MVC, thus, became separation of concerns distilled for people who don't really want to think too much about it.
- The data model is handled one way,
- the view in another,
- the rest is just named "controller" and left to the reader's discretion.
Web sites / web applications in the '90s did not really use to apply separation of concerns.
They were horrible botches of intermixed spaghetti code.
UI changes, redesigns, and data rearrangements were incredibly hard, expensive, long, depressing, ill-fated.
Web technologies like ASP, JSP and PHP make it too easy to intermix view concerns with data, and application concerns. Newcomers to the field usually emit inextricable code mudballs like in those old times.
Thus, a growing number of people started repeating "use MVC" in endless loops on support forums.
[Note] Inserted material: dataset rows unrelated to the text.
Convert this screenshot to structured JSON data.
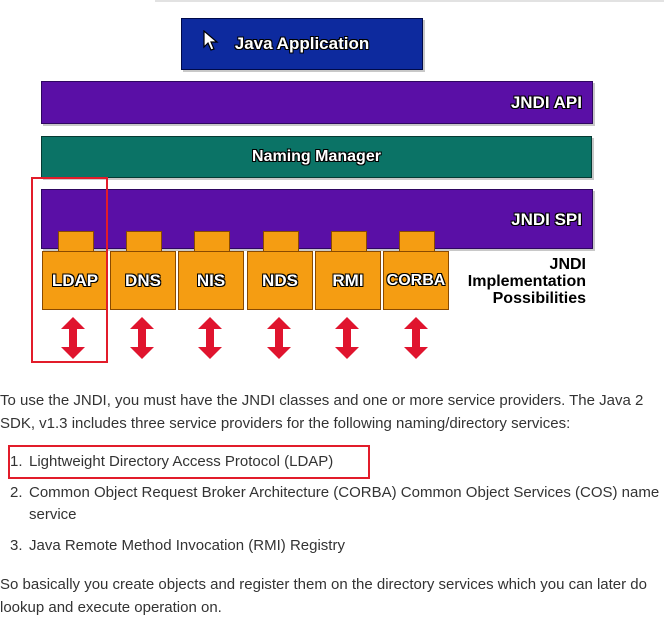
{
  "diagram": {
    "java_app_label": "Java Application",
    "jndi_api_label": "JNDI API",
    "naming_manager_label": "Naming Manager",
    "jndi_spi_label": "JNDI SPI",
    "providers": [
      "LDAP",
      "DNS",
      "NIS",
      "NDS",
      "RMI",
      "CORBA"
    ],
    "impl_lines": [
      "JNDI",
      "Implementation",
      "Possibilities"
    ],
    "colors": {
      "java_app": "#0d2a9e",
      "api_spi": "#5a0fa6",
      "naming_manager": "#0b7366",
      "provider": "#f59d12",
      "arrow": "#e0142e",
      "highlight": "#e21c2a"
    }
  },
  "article": {
    "intro": "To use the JNDI, you must have the JNDI classes and one or more service providers. The Java 2 SDK, v1.3 includes three service providers for the following naming/directory services:",
    "list": [
      {
        "num": "1.",
        "text": "Lightweight Directory Access Protocol (LDAP)"
      },
      {
        "num": "2.",
        "text": "Common Object Request Broker Architecture (CORBA) Common Object Services (COS) name service"
      },
      {
        "num": "3.",
        "text": "Java Remote Method Invocation (RMI) Registry"
      }
    ],
    "outro": "So basically you create objects and register them on the directory services which you can later do lookup and execute operation on."
  }
}
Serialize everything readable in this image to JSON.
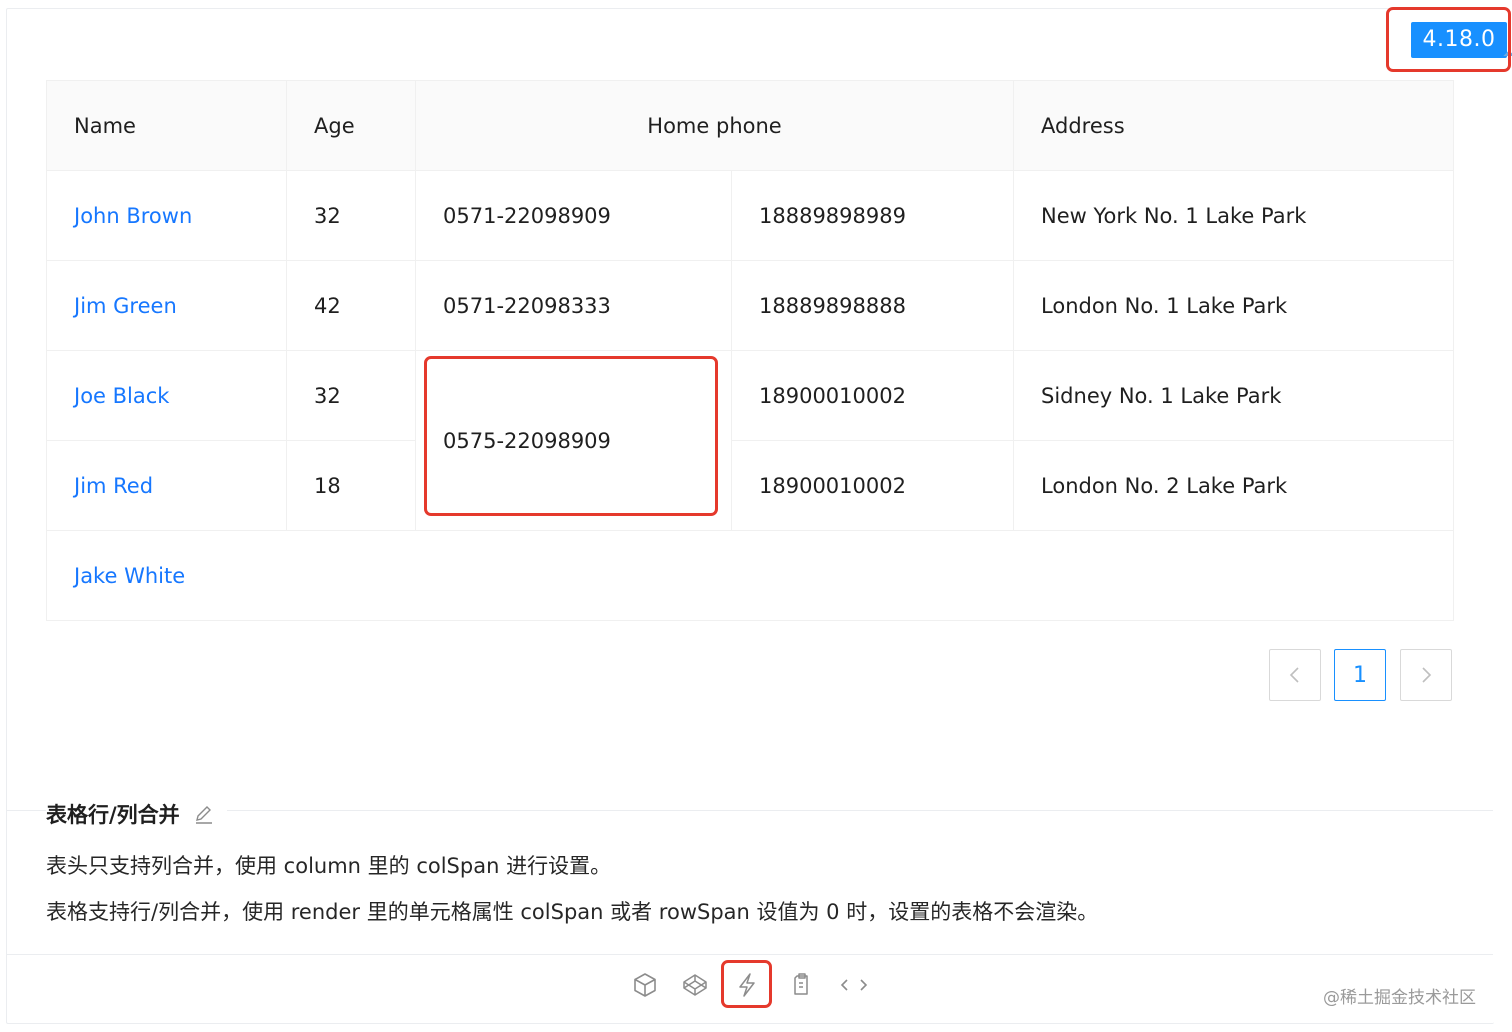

The number of people expanded to the point of including managers and marketers, (to some the term was already familiar, from those times in gui programming, in which the pattern made sense) and that became the behemoth of a buzzword we have to face now.
As it stands it's common sense, not a methodology.
It's a starting point, not a solution.
It's like telling people to breathe air, or make crunches, not a cure for cancer.